In Western traditions, there's the whole big show at a church or temple where people talk about the deceased as though they actually knew them, followed by a trip to the graveyard or wherever the final interning of the body/ashes is to be with a short ceremony, and then everyone comes back to your place to eat food and to tell you how great your loved one was and how they will all miss them.
This was what it was like your millions and millions of us... and for me when my mother passed away 19 years ago, give or take a few months.
It sucked then.
Back at my house... the same house I inhabit right now... in this very room that was my bedroom... on the opposite side of a wall where my mother died on the couch at an age I'll reach soon ... someone woman my mother worked with made the comment to me about how much I resembled my mother... her eyes... her smile... her demeanor... and let me tell you... it was years and years before I could look at myself in a mirror without feeling a whole lot of personal loss.
It was either a very thoughtful comment or one I could consider most distasteful. I still haven't decided. Perhaps a bit of both.
Funerals aren't really for the dead. It's about them... but it's more to do with placating the soul... and again, not the soul of the dead... but rather the soul of those of still left on this mortal coil.
It's like that in Japan, too.
Japan, as you know has two main forms of religion (not including the inclusion of Western religions onto the culture) known as Shintoism and Buddhism, which is not actually a religion but is a philosophy... if we are being correct.

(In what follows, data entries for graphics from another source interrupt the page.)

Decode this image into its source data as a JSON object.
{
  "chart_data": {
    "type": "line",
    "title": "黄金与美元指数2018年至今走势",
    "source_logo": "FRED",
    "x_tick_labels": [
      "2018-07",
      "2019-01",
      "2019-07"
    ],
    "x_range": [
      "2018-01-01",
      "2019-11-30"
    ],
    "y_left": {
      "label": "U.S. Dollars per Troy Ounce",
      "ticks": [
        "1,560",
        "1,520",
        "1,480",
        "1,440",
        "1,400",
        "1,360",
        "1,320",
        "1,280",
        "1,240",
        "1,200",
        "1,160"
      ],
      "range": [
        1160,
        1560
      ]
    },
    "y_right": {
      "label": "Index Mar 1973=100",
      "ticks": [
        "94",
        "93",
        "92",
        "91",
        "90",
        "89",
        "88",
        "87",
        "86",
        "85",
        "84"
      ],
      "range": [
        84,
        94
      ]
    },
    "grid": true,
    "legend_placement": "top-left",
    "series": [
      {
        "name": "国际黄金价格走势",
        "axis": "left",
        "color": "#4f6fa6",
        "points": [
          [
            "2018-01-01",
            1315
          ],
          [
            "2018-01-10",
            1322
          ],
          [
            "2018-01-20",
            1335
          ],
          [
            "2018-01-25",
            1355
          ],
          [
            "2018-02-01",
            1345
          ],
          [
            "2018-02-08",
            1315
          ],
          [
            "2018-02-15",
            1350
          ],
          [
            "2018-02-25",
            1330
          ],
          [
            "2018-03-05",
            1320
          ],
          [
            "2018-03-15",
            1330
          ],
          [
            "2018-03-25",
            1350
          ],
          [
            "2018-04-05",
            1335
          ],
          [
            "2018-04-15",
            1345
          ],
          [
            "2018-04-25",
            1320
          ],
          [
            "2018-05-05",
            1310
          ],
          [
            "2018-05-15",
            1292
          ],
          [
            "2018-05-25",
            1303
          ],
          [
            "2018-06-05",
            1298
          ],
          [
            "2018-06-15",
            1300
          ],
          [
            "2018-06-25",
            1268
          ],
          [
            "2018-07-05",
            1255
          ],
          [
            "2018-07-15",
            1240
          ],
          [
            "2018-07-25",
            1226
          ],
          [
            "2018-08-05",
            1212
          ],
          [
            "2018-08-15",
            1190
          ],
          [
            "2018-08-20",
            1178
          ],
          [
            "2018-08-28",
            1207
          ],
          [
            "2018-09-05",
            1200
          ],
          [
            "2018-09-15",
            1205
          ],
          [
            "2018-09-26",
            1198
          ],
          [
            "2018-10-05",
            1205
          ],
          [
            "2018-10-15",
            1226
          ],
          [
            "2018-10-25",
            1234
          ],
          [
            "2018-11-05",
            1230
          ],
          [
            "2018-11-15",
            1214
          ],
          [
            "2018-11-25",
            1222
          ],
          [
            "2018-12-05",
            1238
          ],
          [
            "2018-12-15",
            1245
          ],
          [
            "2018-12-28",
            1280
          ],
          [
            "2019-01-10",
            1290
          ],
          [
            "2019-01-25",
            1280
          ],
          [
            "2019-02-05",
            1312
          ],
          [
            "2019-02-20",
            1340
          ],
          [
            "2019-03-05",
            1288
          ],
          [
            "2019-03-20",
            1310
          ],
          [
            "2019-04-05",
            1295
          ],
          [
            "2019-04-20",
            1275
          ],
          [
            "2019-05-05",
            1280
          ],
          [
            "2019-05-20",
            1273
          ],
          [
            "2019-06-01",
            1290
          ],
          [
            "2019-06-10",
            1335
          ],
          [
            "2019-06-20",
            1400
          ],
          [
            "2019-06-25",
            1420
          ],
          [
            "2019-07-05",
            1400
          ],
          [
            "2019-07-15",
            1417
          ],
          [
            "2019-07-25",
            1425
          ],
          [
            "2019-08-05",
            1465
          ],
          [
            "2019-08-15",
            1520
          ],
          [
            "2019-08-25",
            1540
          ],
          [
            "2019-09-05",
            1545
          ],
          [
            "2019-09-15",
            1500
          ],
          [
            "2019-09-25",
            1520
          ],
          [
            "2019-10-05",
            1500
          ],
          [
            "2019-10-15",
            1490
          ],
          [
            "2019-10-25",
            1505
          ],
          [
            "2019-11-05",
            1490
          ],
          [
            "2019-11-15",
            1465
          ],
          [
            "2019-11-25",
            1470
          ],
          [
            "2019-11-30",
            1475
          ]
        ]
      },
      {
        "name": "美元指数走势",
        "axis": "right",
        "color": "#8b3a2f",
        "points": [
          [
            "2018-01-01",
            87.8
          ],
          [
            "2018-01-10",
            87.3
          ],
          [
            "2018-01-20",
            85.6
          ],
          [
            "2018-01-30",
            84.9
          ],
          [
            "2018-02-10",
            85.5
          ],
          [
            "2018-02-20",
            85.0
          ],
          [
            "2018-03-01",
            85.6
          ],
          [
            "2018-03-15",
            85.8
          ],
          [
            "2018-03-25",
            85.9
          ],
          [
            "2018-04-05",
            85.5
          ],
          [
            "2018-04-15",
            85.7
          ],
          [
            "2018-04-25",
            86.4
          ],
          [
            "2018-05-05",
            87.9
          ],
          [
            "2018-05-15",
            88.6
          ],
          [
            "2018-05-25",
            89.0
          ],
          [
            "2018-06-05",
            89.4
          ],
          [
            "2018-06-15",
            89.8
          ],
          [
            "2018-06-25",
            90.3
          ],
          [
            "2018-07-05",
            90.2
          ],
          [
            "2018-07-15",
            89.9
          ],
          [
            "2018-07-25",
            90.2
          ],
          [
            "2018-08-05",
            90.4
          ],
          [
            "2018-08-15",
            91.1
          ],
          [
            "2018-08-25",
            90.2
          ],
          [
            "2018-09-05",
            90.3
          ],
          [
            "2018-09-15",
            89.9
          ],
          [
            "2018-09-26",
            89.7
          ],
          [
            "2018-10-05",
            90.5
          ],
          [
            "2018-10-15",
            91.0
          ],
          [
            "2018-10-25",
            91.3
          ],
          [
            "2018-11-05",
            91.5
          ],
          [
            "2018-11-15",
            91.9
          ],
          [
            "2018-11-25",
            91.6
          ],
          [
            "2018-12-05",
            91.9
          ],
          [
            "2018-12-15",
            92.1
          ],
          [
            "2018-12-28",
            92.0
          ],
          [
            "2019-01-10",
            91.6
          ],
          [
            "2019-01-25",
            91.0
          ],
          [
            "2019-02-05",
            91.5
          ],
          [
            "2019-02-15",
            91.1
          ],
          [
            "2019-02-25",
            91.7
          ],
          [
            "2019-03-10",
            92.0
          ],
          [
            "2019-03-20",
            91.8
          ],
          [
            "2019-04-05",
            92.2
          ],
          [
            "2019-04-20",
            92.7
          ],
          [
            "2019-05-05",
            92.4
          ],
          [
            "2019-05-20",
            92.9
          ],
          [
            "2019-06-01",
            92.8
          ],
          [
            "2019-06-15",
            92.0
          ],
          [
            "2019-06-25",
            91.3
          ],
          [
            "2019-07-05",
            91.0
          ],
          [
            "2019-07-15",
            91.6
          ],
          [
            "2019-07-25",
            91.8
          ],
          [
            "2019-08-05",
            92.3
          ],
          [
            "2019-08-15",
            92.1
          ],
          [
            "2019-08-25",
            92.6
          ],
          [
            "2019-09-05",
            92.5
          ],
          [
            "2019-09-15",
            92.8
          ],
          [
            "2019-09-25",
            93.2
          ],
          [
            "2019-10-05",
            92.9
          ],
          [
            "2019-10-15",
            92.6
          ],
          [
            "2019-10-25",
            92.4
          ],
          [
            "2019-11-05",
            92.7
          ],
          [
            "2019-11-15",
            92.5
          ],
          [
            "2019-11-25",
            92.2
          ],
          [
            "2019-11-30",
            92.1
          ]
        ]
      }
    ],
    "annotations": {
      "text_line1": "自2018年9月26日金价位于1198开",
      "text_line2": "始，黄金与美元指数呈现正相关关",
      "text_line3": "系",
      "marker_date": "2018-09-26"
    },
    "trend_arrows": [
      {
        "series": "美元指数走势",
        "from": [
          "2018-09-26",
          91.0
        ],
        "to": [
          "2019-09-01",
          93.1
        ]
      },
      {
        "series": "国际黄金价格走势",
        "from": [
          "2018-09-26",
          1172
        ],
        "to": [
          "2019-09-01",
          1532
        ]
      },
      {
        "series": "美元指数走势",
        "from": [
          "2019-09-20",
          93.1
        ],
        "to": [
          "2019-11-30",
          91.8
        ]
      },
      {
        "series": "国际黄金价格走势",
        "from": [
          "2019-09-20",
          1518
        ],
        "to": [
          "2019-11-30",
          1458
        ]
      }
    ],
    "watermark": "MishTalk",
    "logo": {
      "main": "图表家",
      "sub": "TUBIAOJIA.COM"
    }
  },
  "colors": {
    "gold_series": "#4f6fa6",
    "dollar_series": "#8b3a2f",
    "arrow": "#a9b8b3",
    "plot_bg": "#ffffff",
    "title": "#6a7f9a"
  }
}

(There's also Taoism... but it doesn't fit in this discussion, so I'm omitting it.)
There is an old Japanese saying that implies that the Japanese are born into shinto, but in death are aligned with Buddhism.
The shinto religion says that there is a kami (a god of nature) within everything, from the rocks, to the trees, the mountains, the sky, the archery bullseye, the cooking pot et al.
It means you can pray to a lot of different kami for a lot of different things. Things that a little prayer here or there will help you get through your life. I'm over simplifying things regarding shinto, but that is what it is.
There is the shichi-go-san festival... a shinto event that celebrates the coming of age for kids... at the age of 7, 5 and 3. Shichi means seven, go is five, and san means three. Why it is presented in a backwards order has always been something I have never understood. Is it because the older age is more important? Is it because wisdom is best served going in reverse? No idea.
This event is coming up on November 15, and is done to celebrate the growth and well-being of young kids. Not a national holiday, it is observed on the nearest weekend.... so Saturday the 16th, I suppose, this year.
The thing that shinto does not cover, however, is death.
And that's where the Buddhist philosophy comes into play... it's why these two major belief systems can co-exist in Japanese culture.
With Buddhism, death is examined. It is examined as a key to the mystery of life.
Buddhists attempt to understand death. By understanding death, we can understand life.
It's because death is a part of life. They are joined. You have one... and eventually you have the other. You understand one.... and you understand the other.
Buddhists attempt to understand death, and when that is achieved, they understand life.
I'm not a Buddhist. I don't understand life or death or why we are here or why we are no longer here.
I understand that I am writing and you are reading this. I understand that you will be reading this after I have finished writing this.
All I do know is that I don't understand because I choose not to understand... I figure all things will be understood in its time... and that in the meantime, all we can do is live to the best of our abilities.
I still hate funerals, though. It's self serving. Almost like being a Buddhist.
I do enjoy the philosophy of zen Buddhism, which I paraphrase for you below:
- the past no longer exists... your memories of it are fleeting. You can't smell, taste, hear or feel what happened in the past with the strength at which it occurred...
- the future is unwritten... why worry about something that hasn't happened yet.
- the present is all we have. The now. Waste it not.
My mother died 19 years ago this past September... on the same day as my ex-fiance Noboko celebrated her birthday. Bitter sweet memories.
I have never visited my mother's space in a wall 20 minutes north of my home... never gone to talk with her... I don't have to.
I see her every time I look in a mirror... but I don't enjoy doing that much because I feel sad. Self-serving.
PS: Funny how things work... I wrote the Shakespearean term "mortal coil" in this blog at around 7PM... stopped to watch an episode of Murdoch Mysteries... and heard it spoken twice... and it was made a big deal off....
PPS: My mother did come and visit me while I was living in Japan. The locals of Ohtawara-shi, Tochigi-ken all treated her with a respect and dignity I appreciated... not only because they like her, but because they like me. It's my favorite memory of Japan, believe it or not. Self-serving. It's not necessarily always a bad thing.
PPPS: This wasn't what I wanted to write about when I began all of this... but since I never really know what I'm going to write about, I guess that's okay by me.
PPPPS: The photo above was taken by me at Chuzenji-ko (Lake Chuzenji) near Nikko-shi, Tochigi-ken. It is one of my favorite photos of Japan, as it was also my mother's, which was why for my parent's wedding anniversary a month after I got back from Japan for good in 1993, I enlarged it and framed and gave it to them. I have it now. I always had this thing for dark clouds and rays of sunlight breaking through. My own personal yin and yang.